Stamina (also known as endurance) is the ability to perform an action for a prolonged period of time.
The longer you can perform, the more stamina you have. Increasing your stamina has many benefits, firstly there are the health benefits of an improved cardiovascular system, but there are also performance benefits.
More stamina means better race times when running/cycling/swimming etc … More stamina can also help you to perform better in your chosen sport.
A footballer with better stamina will be able to perform better than their rival if the game goes to extra time.
You’ve probably got a rough idea of how to build stamina – particularly if you were raised on 80s movie montages from films like Rocky!
Just work harder and for longer than your opponents. But there are better ways to build stamina. In this article we will take a look at six methods that you can add to your training that will help build stamina.
1) Progressive Overload
The ancient Greeks discovered that if you woke up every morning and performed 10 push ups you would find it easier and easier over time. Soon that 10th push up would feel as easy to you as the first push up did a few weeks back.
This is because your strength and stamina would have increased making the task easier. However, after a while your performance would plateau.
There’s only so much progress you can make without pushing yourself further. It’s the same with running (or whichever cardiovascular exercise you pick).
If you go for a 400m run every day using the same pace you will find it easier and easier but see no real progress.
You need to increase the challenge. Perform more push ups, run faster or further. Push yourself. But just adding a load more push ups or running faster isn’t the most effective way of doing this. Instead, consider setting small targets.
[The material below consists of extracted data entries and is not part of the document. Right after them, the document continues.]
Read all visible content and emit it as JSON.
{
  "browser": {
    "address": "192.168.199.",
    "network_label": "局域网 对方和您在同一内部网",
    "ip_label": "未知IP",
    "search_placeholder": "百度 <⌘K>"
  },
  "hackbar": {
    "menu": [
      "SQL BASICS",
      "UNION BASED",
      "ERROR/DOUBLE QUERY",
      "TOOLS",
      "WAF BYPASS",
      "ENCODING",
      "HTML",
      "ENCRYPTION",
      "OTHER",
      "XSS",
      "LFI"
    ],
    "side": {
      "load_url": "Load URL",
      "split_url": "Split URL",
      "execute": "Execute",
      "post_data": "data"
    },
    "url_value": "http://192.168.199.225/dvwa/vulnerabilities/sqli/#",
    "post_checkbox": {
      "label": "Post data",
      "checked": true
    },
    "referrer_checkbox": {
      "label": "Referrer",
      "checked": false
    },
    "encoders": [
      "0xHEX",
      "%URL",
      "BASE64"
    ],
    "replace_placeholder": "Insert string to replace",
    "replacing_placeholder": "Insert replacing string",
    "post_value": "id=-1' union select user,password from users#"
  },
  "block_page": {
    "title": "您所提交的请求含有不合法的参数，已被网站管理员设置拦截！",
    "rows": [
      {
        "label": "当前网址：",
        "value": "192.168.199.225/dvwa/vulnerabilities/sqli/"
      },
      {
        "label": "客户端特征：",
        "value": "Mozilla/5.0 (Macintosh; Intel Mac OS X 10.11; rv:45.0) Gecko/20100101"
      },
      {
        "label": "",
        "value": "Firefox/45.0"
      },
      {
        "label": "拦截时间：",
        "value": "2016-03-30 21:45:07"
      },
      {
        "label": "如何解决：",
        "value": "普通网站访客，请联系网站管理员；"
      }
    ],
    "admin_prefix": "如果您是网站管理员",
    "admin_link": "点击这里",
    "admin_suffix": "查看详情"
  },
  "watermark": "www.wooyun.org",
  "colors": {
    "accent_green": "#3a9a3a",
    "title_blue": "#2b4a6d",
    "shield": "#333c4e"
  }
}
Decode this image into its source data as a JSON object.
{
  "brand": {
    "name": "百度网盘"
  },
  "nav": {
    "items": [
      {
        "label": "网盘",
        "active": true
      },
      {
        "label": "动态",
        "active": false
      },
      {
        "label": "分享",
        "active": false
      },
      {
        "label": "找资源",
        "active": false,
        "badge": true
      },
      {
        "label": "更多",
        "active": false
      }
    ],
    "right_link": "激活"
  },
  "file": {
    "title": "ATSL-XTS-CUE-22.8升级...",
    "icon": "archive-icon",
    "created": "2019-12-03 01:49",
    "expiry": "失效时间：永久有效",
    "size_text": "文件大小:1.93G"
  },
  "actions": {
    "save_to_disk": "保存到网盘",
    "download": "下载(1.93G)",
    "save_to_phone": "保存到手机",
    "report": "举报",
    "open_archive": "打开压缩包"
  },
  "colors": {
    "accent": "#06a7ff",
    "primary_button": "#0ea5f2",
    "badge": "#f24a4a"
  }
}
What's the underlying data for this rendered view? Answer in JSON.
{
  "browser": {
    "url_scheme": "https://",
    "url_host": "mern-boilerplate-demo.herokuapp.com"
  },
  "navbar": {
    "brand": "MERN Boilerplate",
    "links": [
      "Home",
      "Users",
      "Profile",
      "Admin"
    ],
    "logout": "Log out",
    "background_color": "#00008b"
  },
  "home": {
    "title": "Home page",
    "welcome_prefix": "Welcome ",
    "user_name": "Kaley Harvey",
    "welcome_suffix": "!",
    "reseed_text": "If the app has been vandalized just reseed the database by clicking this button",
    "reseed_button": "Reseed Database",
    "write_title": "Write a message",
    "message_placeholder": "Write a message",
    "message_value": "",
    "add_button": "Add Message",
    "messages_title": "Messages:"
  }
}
Next time, instead of 10 push ups try 12 or 15. Make sure that you stop when your form begins to fail. Record this and try to improve on it next time.
This is known as progressive overload. It is all about setting small targets to increase the amount of work performed so that your body has to adapt rather than plateau.
It is very popular with strength athletes and bodybuilders but is also used by people looking to increase their stamina.
Why not try hopping on to a fitness bike and trying to cycle a 10km distance?
Mark your time down and try to lower it by 1-5% next time you are on there. The difference will be almost imperceptible at first, but if you keep doing this you should see a huge change in your stamina.
If you are looking for a short-term boost to your stamina, then you could try using caffeine.
Drinking a black coffee (or taking a caffeine pill) has been shown to reduce your perception of pain, allowing you to train harder and produce more power.
This can help lead to huge increases in stamina.
3) Sleep More
It might seem a bit odd putting “sleep more” after recommending caffeine just one entry earlier. But sleep is a seriously underrated tool when it comes to fitness and stamina.
Studies have shown that better sleep has led to significant improvements in sporting ability and a reduction in the rate of perceived exertion (i.e. people think that they are working less than they are) .
If you want to run for longer, or last longer on your fitness bike then perhaps you should consider getting a full 8 hours each night.
Like caffeine, creatine has been repeatedly shown to improve endurance. Not by lowering pain like caffeine does though.
Creatine increases endurance by allowing your muscles to store more energy.
Creatine has had some bad press in the past, but there really isn’t a more well-researched supplement out there. Definitely worth thinking about if you want to boost your stamina.
Think about when you first learned to swim or ride a bike. Your technique would have been terrible to begin with, and there would have been a lost of wasted energy.
Kicking your legs to hard and making a huge splash in the water for example. Or wobbling while on a bike. It would take you twice as long to complete a length of the pool as it would once you had mastered your technique.
In running this is known as running economy, but it can apply to any form of exercise. The better your technique becomes, the more efficient your body is.
This means that you can perform more of the action (swimming, cycling, running etc) while using the same number of calories.
If your technique has improved, then your stamina will improve too.
5) Marginal Gains
The final way to improve your stamina is to look at something called marginal gains.
It’s a coaching technique promoted by Dave Brailsford, one of the most successful cycling coaches of all time. He was working with some of the best athletes in the world and trying to make them better.
As you can imagine, once somebody is an elite athlete there isn’t too much of an improvement that you can make. But Brailsford realised that by taking every advantage no matter how small he could create lots of small improvements. When added together they made a significant improvement.
For example, finding a good running shoe is not going to make a huge difference to your stamina. Training hard, following a healthy diet and getting enough sleep is going to be responsible for 90% of your stamina improvements.
However, a good running shoe may contribute 1%. Taking a multivitamin may contribute 0.2%. Meditation before a run may contribute 0.5% etc …
All of these tiny changes may not make a difference alone, but they can all contribute marginally.
Priorities progressive overload, concentrate on improving your technique, and getting enough sleep. But if you have done as much as you can, consider small changes such as the ones mentioned above. They won’t make a huge difference, but every little change can help.